The Gas We Pass book cover

The Gas We Pass: The Story of Farts (おなら Onara) is a children's book written by Shinta Chō (長新太). It was first published in Japan in 1978; the first American edition was in 1994. The book tells children about flatulence (also known as farting), and that it is completely natural to do so.

The book also discusses animals and their habits of flatulence. The book explains why farts smell bad, and what animals only seem to fart (skunks and stink bugs).

The book is part of the My Body Science Set series of books.

==Publication history==
The book was first published in Japan by Fukuinkan Shoten, and since has been translated into numerous languages, such as English, French, Portuguese, and Spanish. In the United States, it was published by Kane/Miller Book Publishers in 1994.
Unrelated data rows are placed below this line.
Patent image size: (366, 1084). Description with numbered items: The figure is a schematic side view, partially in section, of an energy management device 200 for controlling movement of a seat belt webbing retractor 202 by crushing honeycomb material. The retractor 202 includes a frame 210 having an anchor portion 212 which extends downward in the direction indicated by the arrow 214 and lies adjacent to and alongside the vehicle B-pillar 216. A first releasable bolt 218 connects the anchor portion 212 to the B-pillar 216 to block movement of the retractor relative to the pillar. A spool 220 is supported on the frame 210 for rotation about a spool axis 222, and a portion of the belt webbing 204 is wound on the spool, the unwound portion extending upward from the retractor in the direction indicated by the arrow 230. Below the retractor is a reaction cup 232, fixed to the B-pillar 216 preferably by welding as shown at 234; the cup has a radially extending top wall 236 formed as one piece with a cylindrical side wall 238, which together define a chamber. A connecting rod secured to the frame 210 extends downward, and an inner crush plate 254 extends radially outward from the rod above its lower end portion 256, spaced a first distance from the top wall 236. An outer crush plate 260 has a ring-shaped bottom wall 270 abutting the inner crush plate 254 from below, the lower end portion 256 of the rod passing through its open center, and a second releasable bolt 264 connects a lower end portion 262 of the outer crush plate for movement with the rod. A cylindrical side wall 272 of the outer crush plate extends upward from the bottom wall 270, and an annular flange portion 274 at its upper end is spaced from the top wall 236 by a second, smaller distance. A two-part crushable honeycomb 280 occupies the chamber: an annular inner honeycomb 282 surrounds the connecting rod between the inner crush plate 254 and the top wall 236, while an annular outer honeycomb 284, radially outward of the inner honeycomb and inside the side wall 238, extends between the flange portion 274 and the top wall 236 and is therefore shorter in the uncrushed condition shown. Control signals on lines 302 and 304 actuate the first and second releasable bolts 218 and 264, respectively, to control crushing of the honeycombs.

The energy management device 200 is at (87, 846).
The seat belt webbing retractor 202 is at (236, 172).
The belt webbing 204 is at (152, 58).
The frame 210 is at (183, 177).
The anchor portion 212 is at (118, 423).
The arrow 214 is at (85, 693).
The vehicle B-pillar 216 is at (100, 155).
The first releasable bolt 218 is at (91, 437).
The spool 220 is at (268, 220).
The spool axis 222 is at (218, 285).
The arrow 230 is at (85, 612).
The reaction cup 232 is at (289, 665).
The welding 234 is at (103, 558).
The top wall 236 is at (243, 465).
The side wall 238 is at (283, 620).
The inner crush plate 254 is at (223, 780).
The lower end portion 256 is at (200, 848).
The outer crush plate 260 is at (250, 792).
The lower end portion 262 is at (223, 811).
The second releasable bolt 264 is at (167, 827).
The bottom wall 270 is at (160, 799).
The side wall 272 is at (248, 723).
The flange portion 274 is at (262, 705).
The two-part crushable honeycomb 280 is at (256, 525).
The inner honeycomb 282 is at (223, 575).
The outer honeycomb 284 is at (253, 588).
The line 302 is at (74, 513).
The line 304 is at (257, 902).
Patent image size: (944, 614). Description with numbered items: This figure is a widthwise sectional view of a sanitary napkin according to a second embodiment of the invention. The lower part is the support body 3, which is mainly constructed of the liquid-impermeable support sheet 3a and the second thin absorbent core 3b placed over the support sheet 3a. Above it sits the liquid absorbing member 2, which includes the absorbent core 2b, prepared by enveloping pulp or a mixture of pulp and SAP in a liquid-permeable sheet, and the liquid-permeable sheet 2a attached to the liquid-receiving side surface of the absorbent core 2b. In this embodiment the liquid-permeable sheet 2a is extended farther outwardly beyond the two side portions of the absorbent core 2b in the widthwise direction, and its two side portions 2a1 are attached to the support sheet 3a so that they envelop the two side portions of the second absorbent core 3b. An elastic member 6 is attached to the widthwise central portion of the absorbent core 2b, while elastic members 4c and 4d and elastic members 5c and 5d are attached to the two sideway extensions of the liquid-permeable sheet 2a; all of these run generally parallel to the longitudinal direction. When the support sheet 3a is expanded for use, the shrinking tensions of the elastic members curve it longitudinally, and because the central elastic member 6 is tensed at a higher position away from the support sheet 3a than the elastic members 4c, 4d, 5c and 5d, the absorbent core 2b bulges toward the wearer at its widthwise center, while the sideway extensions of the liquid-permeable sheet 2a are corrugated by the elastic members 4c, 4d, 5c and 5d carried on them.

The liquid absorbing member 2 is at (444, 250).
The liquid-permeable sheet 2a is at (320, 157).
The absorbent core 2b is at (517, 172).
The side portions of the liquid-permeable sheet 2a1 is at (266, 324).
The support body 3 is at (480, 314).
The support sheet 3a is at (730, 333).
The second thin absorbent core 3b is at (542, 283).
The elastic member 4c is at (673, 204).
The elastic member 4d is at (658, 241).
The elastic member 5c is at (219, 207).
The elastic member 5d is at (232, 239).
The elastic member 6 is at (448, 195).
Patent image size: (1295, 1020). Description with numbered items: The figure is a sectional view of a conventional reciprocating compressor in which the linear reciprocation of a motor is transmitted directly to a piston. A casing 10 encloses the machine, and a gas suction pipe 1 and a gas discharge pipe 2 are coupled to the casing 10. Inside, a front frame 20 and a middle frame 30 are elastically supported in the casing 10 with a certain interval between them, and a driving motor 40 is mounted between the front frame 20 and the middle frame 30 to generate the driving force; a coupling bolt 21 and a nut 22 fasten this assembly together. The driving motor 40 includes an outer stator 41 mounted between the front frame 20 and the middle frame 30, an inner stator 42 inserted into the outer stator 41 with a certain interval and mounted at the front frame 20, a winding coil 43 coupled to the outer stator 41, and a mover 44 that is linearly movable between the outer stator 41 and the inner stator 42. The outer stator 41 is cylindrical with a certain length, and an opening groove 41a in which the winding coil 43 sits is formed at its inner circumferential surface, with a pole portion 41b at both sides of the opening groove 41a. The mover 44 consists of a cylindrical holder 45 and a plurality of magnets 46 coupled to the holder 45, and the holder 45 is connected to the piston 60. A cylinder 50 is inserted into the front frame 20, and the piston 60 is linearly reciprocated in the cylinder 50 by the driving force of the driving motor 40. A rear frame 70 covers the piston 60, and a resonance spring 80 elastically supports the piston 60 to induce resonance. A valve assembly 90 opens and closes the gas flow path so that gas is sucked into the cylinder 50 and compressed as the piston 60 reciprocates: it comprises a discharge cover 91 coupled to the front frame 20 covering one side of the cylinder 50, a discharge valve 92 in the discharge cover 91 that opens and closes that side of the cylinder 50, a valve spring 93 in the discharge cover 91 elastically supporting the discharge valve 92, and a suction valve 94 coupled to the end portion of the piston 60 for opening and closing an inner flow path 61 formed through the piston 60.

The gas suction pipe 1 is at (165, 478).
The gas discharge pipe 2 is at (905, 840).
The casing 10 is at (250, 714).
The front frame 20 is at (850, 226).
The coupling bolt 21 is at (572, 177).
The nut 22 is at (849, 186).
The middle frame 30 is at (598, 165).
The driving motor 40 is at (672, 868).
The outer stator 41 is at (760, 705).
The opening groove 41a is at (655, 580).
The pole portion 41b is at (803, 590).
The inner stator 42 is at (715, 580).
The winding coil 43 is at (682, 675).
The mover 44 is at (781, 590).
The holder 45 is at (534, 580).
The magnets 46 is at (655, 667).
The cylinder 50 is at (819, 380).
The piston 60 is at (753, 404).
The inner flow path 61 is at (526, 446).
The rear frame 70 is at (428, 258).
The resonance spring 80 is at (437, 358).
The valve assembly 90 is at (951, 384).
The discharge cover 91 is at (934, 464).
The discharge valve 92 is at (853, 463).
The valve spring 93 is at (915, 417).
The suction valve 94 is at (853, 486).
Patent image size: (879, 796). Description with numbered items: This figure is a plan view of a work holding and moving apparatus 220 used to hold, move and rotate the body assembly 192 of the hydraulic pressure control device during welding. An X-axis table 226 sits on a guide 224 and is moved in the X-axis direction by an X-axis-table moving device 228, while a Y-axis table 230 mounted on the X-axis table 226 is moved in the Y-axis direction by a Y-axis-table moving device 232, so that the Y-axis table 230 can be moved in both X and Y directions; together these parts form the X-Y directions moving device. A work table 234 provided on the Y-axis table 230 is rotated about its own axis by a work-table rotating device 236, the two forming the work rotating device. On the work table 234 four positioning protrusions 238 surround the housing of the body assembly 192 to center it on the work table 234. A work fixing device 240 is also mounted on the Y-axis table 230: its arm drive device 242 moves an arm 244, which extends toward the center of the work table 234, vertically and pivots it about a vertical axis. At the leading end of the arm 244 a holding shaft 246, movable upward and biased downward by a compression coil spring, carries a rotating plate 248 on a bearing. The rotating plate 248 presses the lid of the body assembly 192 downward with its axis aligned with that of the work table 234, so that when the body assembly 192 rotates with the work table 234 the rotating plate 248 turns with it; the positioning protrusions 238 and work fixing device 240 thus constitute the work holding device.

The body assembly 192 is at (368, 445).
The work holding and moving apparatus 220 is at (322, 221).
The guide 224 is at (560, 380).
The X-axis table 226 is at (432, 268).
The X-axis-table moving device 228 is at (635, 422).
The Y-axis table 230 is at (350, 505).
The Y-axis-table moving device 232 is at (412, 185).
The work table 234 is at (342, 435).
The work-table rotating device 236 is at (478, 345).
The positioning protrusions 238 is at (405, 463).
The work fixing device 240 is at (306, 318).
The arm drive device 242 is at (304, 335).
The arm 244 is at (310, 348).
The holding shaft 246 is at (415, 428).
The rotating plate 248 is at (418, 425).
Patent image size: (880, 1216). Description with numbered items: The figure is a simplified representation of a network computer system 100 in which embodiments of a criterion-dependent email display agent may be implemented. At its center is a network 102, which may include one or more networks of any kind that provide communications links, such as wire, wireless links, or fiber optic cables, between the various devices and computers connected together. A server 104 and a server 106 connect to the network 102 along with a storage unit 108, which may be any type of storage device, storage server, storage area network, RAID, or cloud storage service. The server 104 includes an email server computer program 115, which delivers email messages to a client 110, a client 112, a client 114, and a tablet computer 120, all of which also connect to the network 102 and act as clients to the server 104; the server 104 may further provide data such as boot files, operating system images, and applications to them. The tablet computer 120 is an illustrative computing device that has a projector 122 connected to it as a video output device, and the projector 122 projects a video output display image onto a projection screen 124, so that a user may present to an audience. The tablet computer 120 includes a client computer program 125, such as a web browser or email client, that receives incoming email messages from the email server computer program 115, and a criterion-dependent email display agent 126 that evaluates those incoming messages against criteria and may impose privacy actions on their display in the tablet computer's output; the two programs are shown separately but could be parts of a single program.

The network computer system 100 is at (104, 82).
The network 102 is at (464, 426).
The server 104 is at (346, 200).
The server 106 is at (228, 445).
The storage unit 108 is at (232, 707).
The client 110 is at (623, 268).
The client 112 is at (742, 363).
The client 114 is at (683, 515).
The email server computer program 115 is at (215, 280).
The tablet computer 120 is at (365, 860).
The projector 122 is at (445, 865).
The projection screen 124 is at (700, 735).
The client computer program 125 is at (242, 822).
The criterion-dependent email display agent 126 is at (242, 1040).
The New York Times reported in 1997 that The Gas We Pass had 380,000 copies in print and had made appearances on Publishers Weeklys children's books best-seller list. According to the Times, the publishers estimated that half the sales of The Gas We Pass and Everyone Poops were to adults for other adults. Publishers Weekly listed The Gas We Pass and other titles in the My Body Science series in a survey of children's books which continue to sell well year after year, noting that the series as a whole had sold over 2 million copies by 2003. In 2007, when Kane/Miller first had an exhibit at Toy Fair, Publishers Weekly noted that the publisher "displayed its spring titles as well as its bestsellers Everyone Poops and The Gas We Pass."